Rosaleen and the dandy highwayman
The film is visually ravishing and full of beautiful poetic images. The sensual red of experience mixes with the pure white of innocence as blood in milk, blood on snow and tears staining a white rose red. The latter image brings to mind the drop of menstrual blood staining the white daisy petal in the 1968 Czechoslovakian fairy tale fantasia Valerie and Her Week of Wonders, which could be considered something of a sister film to The Company of Wolves. Both represent, through the forms of the fantastic, the breaching of a young girl’s innocence and the encroachment of the cares and experiences of adulthood, but both show their young protagonists taking control of the symbolic landscapes in which their fables unfold and ultimately embracing the change which has come upon them. The moon occluded by the blinking of a superimposed eye is an image which also appears in the Woman of the Snow episode of Kwaidan mentioned above, and could be seen as representing the ever-watchful gaze of the omniscient overseer of the subconscious.
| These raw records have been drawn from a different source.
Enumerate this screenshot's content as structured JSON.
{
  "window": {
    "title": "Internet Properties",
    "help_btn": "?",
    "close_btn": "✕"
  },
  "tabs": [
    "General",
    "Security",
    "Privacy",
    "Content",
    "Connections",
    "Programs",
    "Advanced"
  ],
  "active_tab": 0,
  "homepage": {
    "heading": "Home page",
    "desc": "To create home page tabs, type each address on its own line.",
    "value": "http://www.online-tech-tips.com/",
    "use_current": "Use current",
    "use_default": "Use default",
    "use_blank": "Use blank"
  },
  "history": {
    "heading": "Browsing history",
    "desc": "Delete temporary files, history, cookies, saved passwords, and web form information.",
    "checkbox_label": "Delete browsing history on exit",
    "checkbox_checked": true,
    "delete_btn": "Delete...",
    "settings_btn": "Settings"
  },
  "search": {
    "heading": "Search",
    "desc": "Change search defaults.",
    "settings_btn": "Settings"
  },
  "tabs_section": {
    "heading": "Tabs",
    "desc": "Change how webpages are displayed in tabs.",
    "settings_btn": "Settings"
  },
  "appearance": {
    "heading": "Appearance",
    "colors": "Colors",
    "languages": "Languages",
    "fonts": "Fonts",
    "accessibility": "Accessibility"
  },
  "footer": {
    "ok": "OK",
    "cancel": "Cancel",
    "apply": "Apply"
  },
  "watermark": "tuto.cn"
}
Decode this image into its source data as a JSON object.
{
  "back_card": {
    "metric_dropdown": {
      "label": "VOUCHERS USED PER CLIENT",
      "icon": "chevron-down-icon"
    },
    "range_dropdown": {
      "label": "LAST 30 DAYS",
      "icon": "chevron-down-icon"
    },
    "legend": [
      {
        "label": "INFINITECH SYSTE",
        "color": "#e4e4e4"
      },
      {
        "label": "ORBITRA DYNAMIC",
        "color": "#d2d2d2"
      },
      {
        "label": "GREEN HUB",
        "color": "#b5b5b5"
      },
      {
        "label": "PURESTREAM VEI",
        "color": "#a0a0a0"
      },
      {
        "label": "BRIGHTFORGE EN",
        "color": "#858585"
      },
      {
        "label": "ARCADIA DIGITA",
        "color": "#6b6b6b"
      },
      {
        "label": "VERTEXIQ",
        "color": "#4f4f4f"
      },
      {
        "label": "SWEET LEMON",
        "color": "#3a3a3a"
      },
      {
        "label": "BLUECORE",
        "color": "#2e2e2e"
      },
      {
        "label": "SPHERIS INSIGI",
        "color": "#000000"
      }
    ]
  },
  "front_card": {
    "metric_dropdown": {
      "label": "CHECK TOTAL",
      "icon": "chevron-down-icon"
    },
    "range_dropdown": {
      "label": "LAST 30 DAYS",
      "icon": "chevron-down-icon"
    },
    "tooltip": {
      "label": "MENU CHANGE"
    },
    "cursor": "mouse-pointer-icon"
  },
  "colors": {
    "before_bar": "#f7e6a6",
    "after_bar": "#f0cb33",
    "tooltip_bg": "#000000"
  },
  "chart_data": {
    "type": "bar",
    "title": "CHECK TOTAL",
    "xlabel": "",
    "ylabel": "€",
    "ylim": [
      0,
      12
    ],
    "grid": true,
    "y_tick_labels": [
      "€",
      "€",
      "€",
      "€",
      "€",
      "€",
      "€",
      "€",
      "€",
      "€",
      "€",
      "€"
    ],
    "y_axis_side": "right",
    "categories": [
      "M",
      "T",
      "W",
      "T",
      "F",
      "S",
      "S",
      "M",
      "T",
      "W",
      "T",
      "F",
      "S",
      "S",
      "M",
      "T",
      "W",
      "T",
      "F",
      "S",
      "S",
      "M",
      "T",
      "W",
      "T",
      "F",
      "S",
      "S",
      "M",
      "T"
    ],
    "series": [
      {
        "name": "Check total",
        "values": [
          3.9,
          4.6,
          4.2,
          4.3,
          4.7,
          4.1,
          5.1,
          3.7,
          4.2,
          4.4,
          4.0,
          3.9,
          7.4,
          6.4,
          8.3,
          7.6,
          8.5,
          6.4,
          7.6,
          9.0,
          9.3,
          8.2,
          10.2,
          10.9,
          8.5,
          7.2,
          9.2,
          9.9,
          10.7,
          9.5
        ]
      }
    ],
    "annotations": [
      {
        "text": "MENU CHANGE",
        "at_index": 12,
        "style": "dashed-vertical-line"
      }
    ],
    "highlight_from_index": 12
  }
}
Freudian protuberances are ubiquitous, whether they be the tumescent pump of the well at the centre of the village, rising above the wet, shadowy darkness of the shaft like a westernised Shiva Lingam, or the suggestively gnarled and knobby knot at the base of the tree which Rosaleen climbs. The bright red of Rosaleen’s riding hood shawl makes her stand out vividly against the drab, earthy colours with which the village peasantry are clothed. We also briefly see carts filled with glittering gemstones being pulled along rails emerging from mine shafts, suggesting a new, neighbouring locale for further fairy tales, extending perhaps to a whole continent of contiguous storybook worlds. There is a whole menagerie of symbolic beasts scattered throughout the film. Crows, toads, rats, owls, hedgehogs, storks, lizards, snakes and spiders; All the creatures of fear and magic, looking on with disinterest from branches and rocks, just as they do during the night-river journey in Charles Laughton’s film of Southern fairy tale gothic, Night of the Hunter.
Innocence tames the wolf
The film ends back at the Georgian house, back in Rosaleen’s bedroom. As the magazine cover had foretold, her dream is indeed shattered. Things will never be the same again. For once you have strayed from the path, the complex kaleidoscope of the imagination is shaken from its static pattern and can unfold into an infinite array of possibilities. The only boundaries are those of the mind. And they can be very wide indeed.